In het begin van de Eerste Wereldoorlog werden vliegtuigen ingezet als verkenners, en gebruikt om vijandelijke bewegingen en posities in kaart te brengen. Slechts vier jaar later was vliegtuigtechnologie dankzij een wapenwedloop tussen de strijdende partijen zo ver gevorderd, dat het monsters zoals de Gotha-IV, een zware bommenwerper, kon voortbrengen.

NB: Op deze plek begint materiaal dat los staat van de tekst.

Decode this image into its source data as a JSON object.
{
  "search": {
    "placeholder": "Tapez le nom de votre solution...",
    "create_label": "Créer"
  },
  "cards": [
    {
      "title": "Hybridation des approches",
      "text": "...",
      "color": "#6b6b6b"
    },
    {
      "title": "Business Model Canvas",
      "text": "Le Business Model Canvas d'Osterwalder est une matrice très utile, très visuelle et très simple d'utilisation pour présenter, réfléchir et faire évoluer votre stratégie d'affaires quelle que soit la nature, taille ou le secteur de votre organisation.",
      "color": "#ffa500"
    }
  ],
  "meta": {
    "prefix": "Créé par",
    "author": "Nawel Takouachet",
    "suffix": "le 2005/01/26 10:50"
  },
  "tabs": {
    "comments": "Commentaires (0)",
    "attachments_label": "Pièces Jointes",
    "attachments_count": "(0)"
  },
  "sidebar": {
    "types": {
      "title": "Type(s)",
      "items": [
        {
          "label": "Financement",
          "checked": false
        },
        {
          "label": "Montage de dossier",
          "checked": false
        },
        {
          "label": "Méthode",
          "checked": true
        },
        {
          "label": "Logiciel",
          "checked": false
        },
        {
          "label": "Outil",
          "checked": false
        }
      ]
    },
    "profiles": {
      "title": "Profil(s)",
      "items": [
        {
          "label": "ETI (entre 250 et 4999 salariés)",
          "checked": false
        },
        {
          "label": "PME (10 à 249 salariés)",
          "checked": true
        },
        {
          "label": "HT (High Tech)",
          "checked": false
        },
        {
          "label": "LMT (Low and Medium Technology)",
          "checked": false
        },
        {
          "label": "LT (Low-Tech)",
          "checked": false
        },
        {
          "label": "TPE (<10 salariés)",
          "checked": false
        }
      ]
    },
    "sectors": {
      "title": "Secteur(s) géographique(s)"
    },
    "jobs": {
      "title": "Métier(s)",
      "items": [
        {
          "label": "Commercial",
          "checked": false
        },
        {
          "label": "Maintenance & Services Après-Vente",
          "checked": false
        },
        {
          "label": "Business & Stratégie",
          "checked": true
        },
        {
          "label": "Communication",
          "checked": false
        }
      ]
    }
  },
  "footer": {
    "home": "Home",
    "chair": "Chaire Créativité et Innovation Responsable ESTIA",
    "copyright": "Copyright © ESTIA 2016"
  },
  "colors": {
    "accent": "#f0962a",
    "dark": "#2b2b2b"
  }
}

De eerste luchtbombardementen

Al vanaf het begin van de oorlog werden de toen nog kleine vliegtuigjes gebruikt bij pogingen om grondtroepen te bombarderen. Toen het mogelijk was om efficiënte machinegeweren op vliegtuigen te zetten, konden de toestellen in duikvlucht worden gebruikt bij aanvallen op loopgraven en troep concentraties. Daarvoor werd er al geprobeerd om handgranaten en stalen pijlen naar beneden te gooien, in de hoop iets te raken. Een doorbraak in het uitvoeren van strategische luchtbombardementen kwam toen er Duitse zeppelins werden ingezet. Geheel onverwacht richtten die vanaf 1915 grote verwoestingen aan toen ze hun bommen op havensteden en op Londen zelf lieten vallen. Het bleek echter al snel dat zeppelins buitengewoon kwetsbaar waren vanwege hun enorme formaat, lage snelheid en het feit dat ze gevuld waren met waterstofgas. In feite vormen zeppelins zelf een grote vliegende bom. Er werden Britse jagers met vuurkogels ingezet om de zeppelins te vernietigen.

Ontwikkeling van gemotoriseerde bommenwerpers

De Duitse regering vroeg na het zeppelin-debacle aan Duitse industriële ondernemers een groot vliegtuig te ontwerpen dat geschikt was voor strategische bombardementen. In 1916 was de firma Gotha de eerste die met een ontwerp kwam. De Gotha-IV was een groot vliegtuig met twee motoren van 260 pk elk. Dat maakte dit voor de tijd een enorm vliegtuig, dat snel wendbaar was en in staat om meer dan 1.300 kilo aan bommen te vervoeren. Het vliegtuig had bovendien nog twee machinegeweren waarmee het van zich af kon bijten. Door de grote vlieghoogte van de Gotha-IV kon het bovendien veel geallieerde jagers, de veel kleinere dubbeldekkers en driedekkers, het nakijken geven.

Carrière

De Gotha-IV was bedoeld om strategische bombardementen uit te voeren. Om zijn doel te vinden was het vliegtuig uitgerust met bommenvizieren, een soort verrekijkers die nauwkeurig het moment konden bepalen wanneer de bonnen geworpen moesten worden. De vliegtuigen werden ingezet voor bombardementen op Engeland, soms wel in zwermen van 25 stuks. Daarbij werden individuele gebouwen die voor de oorlog belangrijk werden geacht onder vuur genomen. De kwaliteit van de Britse luchtafweer en de gevechtsvliegtuigen die opstegen om de Gotha’s te verjagen werd steeds beter. Daarom werd er in 1917 besloten om alleen nog maar ‘s nachts te bombarderen. Dit had tot gevolg dat afdwalende bommen ook op burgerdoelen terecht kwamen. Nadat er burgerdoden begonnen te vallen, nam een groot deel van de bevolking van Londen elke nacht zijn toevlucht tot de tunnels van de Underground. Uiteindelijk kwamen deze technologisch hoogstaande zware bommenwerpers te laat in de oorlog om Duitsland te redden, net zoals de V2 in de Tweede Wereldoorlog. De oorlog op de grond was nagenoeg verloren, en het effect dat deze bommenwerpers sorteerden woog niet op tegen de hoge kosten ervan. Na de Eerste Wereldoorlog werden alle overgebleven Gotha-bommenwerpers op last van de overwinnende landen vernietigd.